Author: Forest Ray
Rapid and repeated imaging of blood flow through the eyes can inform physicians of a patient’s risk of sustaining eye damage and developing vision problems related to sickle cell disease (SCD), as well as of how effective a given therapy is, a recent study shows.
According to researchers, this could enable doctors to make earlier diagnoses, better monitor patients’ overall health, and determine which treatments work best for individual patients.
Findings were reported in the study, “Quantification of intermittent retinal capillary perfusion in sickle cell disease,” published in the journal Biomedical Optics Express.
Vaso-occlusive crises (VOCs), wherein misshapen red blood cells clump together, blocking small blood vessels and causing acute pain episodes, are the most common complication of SCD and a frequent cause for emergency department visits.
Being largely transparent, the eyes offer researchers an opportunity to non-invasively observe various features of the small blood vessels passing through them. Past studies have found correlations between diseases that affect the retina, called retinopathies, and other conditions such as diabetes, high blood pressure, and heart disease. The retina is a region at the back of the eye that converts light into electrical signals that are then sent to the brain, enabling one to see.
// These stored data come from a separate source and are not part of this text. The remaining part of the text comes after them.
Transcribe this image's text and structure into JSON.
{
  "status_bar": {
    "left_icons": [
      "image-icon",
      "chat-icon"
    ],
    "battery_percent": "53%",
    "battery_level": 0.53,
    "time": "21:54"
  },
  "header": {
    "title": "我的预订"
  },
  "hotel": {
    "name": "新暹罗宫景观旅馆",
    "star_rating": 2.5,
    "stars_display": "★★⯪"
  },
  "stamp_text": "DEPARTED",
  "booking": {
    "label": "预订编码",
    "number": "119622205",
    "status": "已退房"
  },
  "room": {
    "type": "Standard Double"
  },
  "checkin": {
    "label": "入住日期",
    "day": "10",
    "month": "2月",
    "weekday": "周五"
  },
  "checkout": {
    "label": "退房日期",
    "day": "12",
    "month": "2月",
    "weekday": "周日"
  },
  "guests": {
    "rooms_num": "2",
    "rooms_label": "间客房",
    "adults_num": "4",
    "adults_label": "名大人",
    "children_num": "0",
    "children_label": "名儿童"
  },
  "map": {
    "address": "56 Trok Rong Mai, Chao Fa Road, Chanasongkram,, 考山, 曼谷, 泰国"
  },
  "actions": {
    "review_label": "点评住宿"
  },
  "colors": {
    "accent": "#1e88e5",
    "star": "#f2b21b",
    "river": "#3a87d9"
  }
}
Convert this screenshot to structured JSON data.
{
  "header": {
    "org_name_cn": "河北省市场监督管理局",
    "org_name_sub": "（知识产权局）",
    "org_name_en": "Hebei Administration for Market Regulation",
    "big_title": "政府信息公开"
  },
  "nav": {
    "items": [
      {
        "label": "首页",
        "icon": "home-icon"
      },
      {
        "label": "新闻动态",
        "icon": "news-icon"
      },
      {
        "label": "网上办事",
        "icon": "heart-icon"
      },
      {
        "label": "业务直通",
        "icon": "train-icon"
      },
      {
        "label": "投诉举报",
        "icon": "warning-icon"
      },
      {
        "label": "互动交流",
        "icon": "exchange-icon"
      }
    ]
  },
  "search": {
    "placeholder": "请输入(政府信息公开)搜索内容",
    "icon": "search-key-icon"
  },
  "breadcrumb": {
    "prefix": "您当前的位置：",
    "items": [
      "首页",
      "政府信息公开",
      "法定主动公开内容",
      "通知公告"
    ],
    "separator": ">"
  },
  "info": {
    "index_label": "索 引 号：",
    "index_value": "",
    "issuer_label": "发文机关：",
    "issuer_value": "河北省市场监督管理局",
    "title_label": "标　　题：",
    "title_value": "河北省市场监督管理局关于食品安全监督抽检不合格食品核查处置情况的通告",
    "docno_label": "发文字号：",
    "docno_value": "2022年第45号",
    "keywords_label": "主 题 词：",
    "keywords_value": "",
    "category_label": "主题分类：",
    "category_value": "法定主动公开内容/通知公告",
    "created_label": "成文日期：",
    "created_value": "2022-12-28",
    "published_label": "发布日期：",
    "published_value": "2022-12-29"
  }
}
Scientists reasoned that a better understanding of sickle cell retinopathy could allow them to estimate patients’ VOC risk more accurately and to monitor treatment responses. Yet, current methods for assessing and measuring retinal blood vessel changes are of limited use.
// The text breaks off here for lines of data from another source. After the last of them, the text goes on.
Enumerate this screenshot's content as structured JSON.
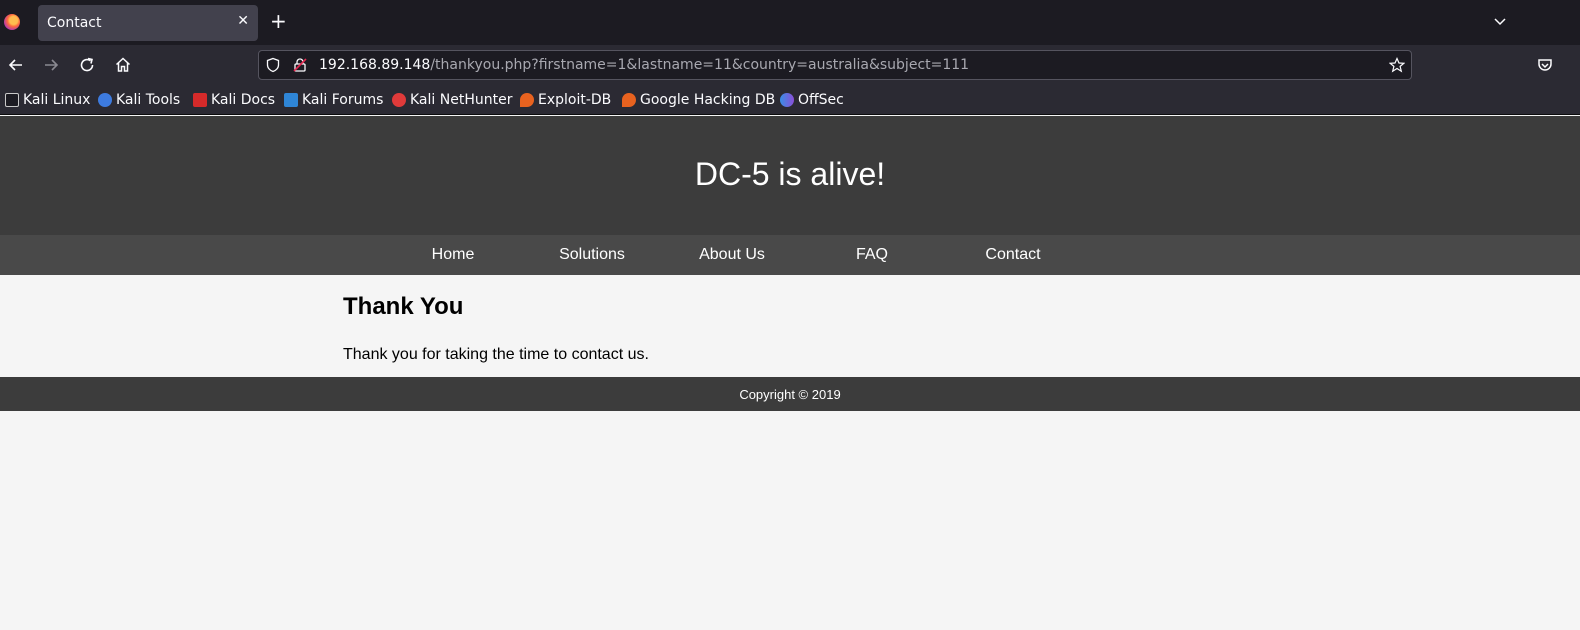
{
  "browser": {
    "tab": {
      "title": "Contact"
    },
    "url": {
      "host": "192.168.89.148",
      "path": "/thankyou.php?firstname=1&lastname=11&country=australia&subject=111"
    },
    "bookmarks": [
      {
        "label": "Kali Linux",
        "icon": "kali-dragon-icon",
        "color": "#c8c8c8"
      },
      {
        "label": "Kali Tools",
        "icon": "kali-tools-icon",
        "color": "#3d7be0"
      },
      {
        "label": "Kali Docs",
        "icon": "kali-docs-icon",
        "color": "#d62a2a"
      },
      {
        "label": "Kali Forums",
        "icon": "kali-forums-icon",
        "color": "#2f86d8"
      },
      {
        "label": "Kali NetHunter",
        "icon": "kali-nethunter-icon",
        "color": "#e03a3a"
      },
      {
        "label": "Exploit-DB",
        "icon": "exploit-db-icon",
        "color": "#e8621f"
      },
      {
        "label": "Google Hacking DB",
        "icon": "ghdb-icon",
        "color": "#e8621f"
      },
      {
        "label": "OffSec",
        "icon": "offsec-icon",
        "color": "#6a5ad8"
      }
    ]
  },
  "site": {
    "title": "DC-5 is alive!",
    "nav": [
      "Home",
      "Solutions",
      "About Us",
      "FAQ",
      "Contact"
    ],
    "heading": "Thank You",
    "message": "Thank you for taking the time to contact us.",
    "footer": "Copyright © 2019"
  },
  "colors": {
    "header_bg": "#3c3c3c",
    "nav_bg": "#494949",
    "page_bg": "#f5f5f5",
    "chrome_bg": "#2b2a33"
  }
}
Researchers at the New York Eye and Ear Infirmary of Mount Sinai recently showed that such dynamic measurements are possible through optical coherence tomography angiography (OCT-A). This advanced non-invasive imaging technology can be used to capture the motion of red blood cells passing through the retina.
“For the first time, we have shown that by doing rapid, repeated retinal imaging of sickle cell patients, you can see microscopic changes in blood vessels and blood flow,” Toco Chui, PhD, the study’s senior author, said in a press release.
“The more the blood flow fluctuates across images, the more at risk patients are for a permanent blockage, which severely damage their eyesight,” said Chui, who also is director of the Marrus Adaptive Optics Laboratory at the New York Eye and Ear Infirmary. “Using this approach, we can non-invasively monitor the retina over time and see how a patient is doing before or after initiation of therapy,” he said.
Chui and his team tested this technique in 13 SCD patients and 14 individuals who did not have SCD or retinopathy and served as controls. Participants with SCD had varying levels of disease severity and were receiving different therapies. Four were taking hydroxyurea and one had received gene therapy.
Investigators imaged all participants’ retinas 10 times in a row over 10 minutes, repeating this procedure an hour later.
Blood vessels of individuals with SCD intermittently opened and closed — “flickered” — significantly more than those of control subjects, which remained open for longer periods of time. The intermittent closing of vessels prevents blood from flowing freely through them, which then can raise the risk of permanent blood vessel closure and blindness.
Blood vessels also flickered more often in untreated SCD patients than in those who were receiving treatment. Moreover, investigators observed that flickering decreased over the course of hydroxyurea treatment, suggesting that OCT-A can be used to track treatment effectiveness.
Researchers commented that this technique should be tested further in larger patient populations and with more SCD therapies, and that retinal blood vessel perfusion (blood flow) should be compared to other standard lab tests.
“Our work can be a game-changer for sickle cell patients, especially for those who have no symptoms of retinopathy,” said Richard Rosen, MD, one of the study’s co-authors. “It can lead to earlier diagnosis of retinal issues and prevention of irreversible blindness. Without this technology, it’s impossible to judge their eye condition until patients report vision loss, when it’s too late.”